Q: Have you spoken about this with your students? Is there a difference between those who are older and college students who have grown up with this sense of immediacy?
A: ‘I sometimes compare our presence before a work of art to our presence before a patient. I've done some work in the medical humanities and it's taught me that the way we wait with a patient is actually something that we could learn from waiting with a work of art. || More: 'The Patient' explores waiting, suffering and humanity
I like to think that works of art elicit from us a kind of mute presence. We are initially simply in their presence, just as we cannot do better when we sit at somebody's bedside than to share ourselves with him or her, to wait patiently with the patient. Perhaps physicians could learn this patience from works of art: to be first and foremost present to a patient, to wait so that the patient can reveal himself in his own time.’

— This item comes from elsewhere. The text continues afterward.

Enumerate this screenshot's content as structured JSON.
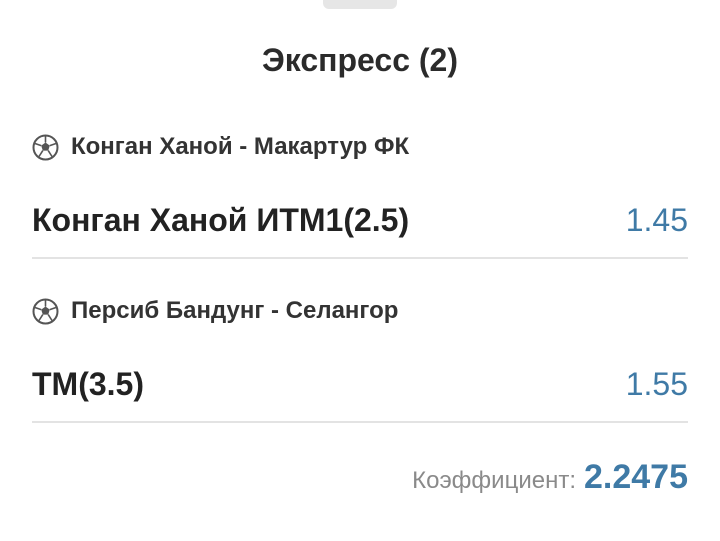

·       We wait with a patient so that a patient reveals himself through his resistance. This is his inner determination strengthened by medicine that determines his recovery. Work of art reveals itself through the act of waiting but it means that its inner qualities those are intrinsic but subtle are obvious only through patient inspection. Patient obtains strength through outer source (medicine) but work of art obtains no strength as patient does, this is the fallacy of analogy.
‘The baby has been waited for and will be welcomed as something that has the value that is invested in her through the time that the parents embody in their waiting.’

·       If things always have value invested through the time, we may not have the word anti-climax. Days spent in preparation for Christmas are much more enjoyable than the Christmas itself. In waiting one constructs mental picture and is deeply disappointed of the thing that when reveals itself does not correspond to his expectation.